O teólogo Jürgen Moltmann escrevia — «sou porque existes» — sublinhando a importância do relacionamento com os outros para nos darmos conta de que existimos. Os relacionamentos são mais constitutivos da nossa pessoa do que os ossos são para o nosso corpo. E se não conseguimos imaginar o corpo sem ossos, não deveríamos ser capazes de imaginar a nossa pessoa sem relacionamentos. E quando não temos ninguém com quem nos relacionarmos, relacionamo-nos com as pedras e qualquer outra coisa (nem que seja uma bola de voleibol como no filme “Naufrago”) presente no ambiente à nossa volta.
Num ossário de frades franciscanos no lugar onde S. Francisco escreveu a sua primeira regra, encontrei uma frase enigmática — «Aquilo que sois, fostes... aquilo sois, sereis.» — ossos?

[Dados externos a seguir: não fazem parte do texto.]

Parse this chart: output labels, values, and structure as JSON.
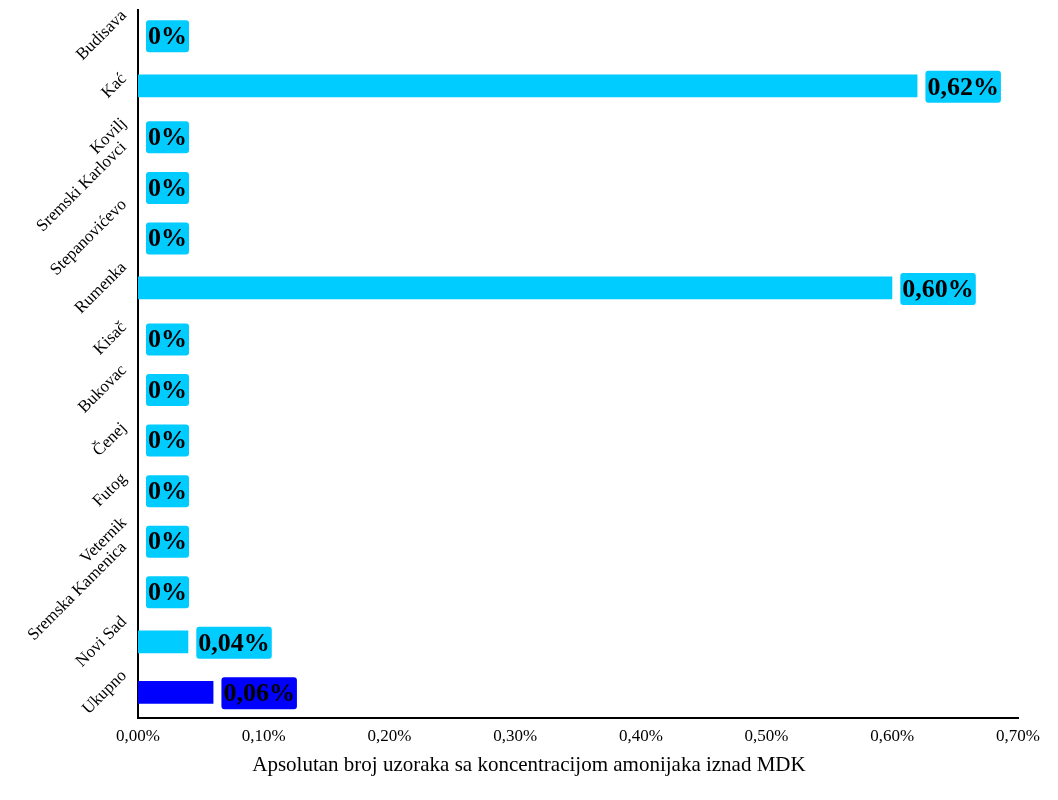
{
  "chart_data": {
    "type": "bar",
    "orientation": "horizontal",
    "xlabel": "Apsolutan broj uzoraka sa koncentracijom amonijaka iznad MDK",
    "categories": [
      "Budisava",
      "Kać",
      "Kovilj",
      "Sremski Karlovci",
      "Stepanovićevo",
      "Rumenka",
      "Kisač",
      "Bukovac",
      "Čenej",
      "Futog",
      "Veternik",
      "Sremska Kamenica",
      "Novi Sad",
      "Ukupno"
    ],
    "values": [
      0,
      0.62,
      0,
      0,
      0,
      0.6,
      0,
      0,
      0,
      0,
      0,
      0,
      0.04,
      0.06
    ],
    "colors": [
      "#00ccff",
      "#00ccff",
      "#00ccff",
      "#00ccff",
      "#00ccff",
      "#00ccff",
      "#00ccff",
      "#00ccff",
      "#00ccff",
      "#00ccff",
      "#00ccff",
      "#00ccff",
      "#00ccff",
      "#0000ff"
    ],
    "value_labels": [
      "0%",
      "0,62%",
      "0%",
      "0%",
      "0%",
      "0,60%",
      "0%",
      "0%",
      "0%",
      "0%",
      "0%",
      "0%",
      "0,04%",
      "0,06%"
    ],
    "xlim": [
      0,
      0.7
    ],
    "xticks": [
      {
        "value": 0,
        "label": "0,00%"
      },
      {
        "value": 0.1,
        "label": "0,10%"
      },
      {
        "value": 0.2,
        "label": "0,20%"
      },
      {
        "value": 0.3,
        "label": "0,30%"
      },
      {
        "value": 0.4,
        "label": "0,40%"
      },
      {
        "value": 0.5,
        "label": "0,50%"
      },
      {
        "value": 0.6,
        "label": "0,60%"
      },
      {
        "value": 0.7,
        "label": "0,70%"
      }
    ],
    "grid": false,
    "legend": false
  }
}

Matéria? Ninguém nos reconhece pelos nossos ossos, mas todos os relacionamentos que estabelecermos serão motivo para nos reconhecerem quando tudo o que restar de nós forem os nossos ossos. Mas a frase parecia dizer-me como tudo o que acontece que nos leva a experimentar o tempo está ligado. Não podemos negar o nosso passado, mas também não podemos comprometer com o passado, o futuro, porque estamos sempre a mudar. Por exemplo, depois de acabares de ler esta frase, és já uma pessoa diferente, transformada por aquilo que leste e que reorganizou o teu cérebro, mesmo sem te dares conta disso.
«Oh!»— encolhes os ombros — «Mas se estou bem relativamente a quem sou, por que razão haveria de querer ser diferente?»— Mas, e se ao seres diferente pudesses fazer maior diferença ainda na vida dos outros? Não é somente por nós próprios que vale a pena ser diferente, mas pelo tecido de relações que estabelecemos ao longo da vida, o nosso ser está intimamente ligado ao ser dos outros.
“Quem sou?” é mais do que uma das perguntas fundamentais da nossa existência. É a pergunta que nos impulsiona a desacelerar num mundo dominado pelos ponteiros do relógio e a redescobrir o valor dos relacionamentos com os outros para nos darmos maior conta de que o “sou”, na realidade, é mais um “somos”. Por outro lado, se quiseres ajudar o outro a descobrir quem é, interessa-te por ele.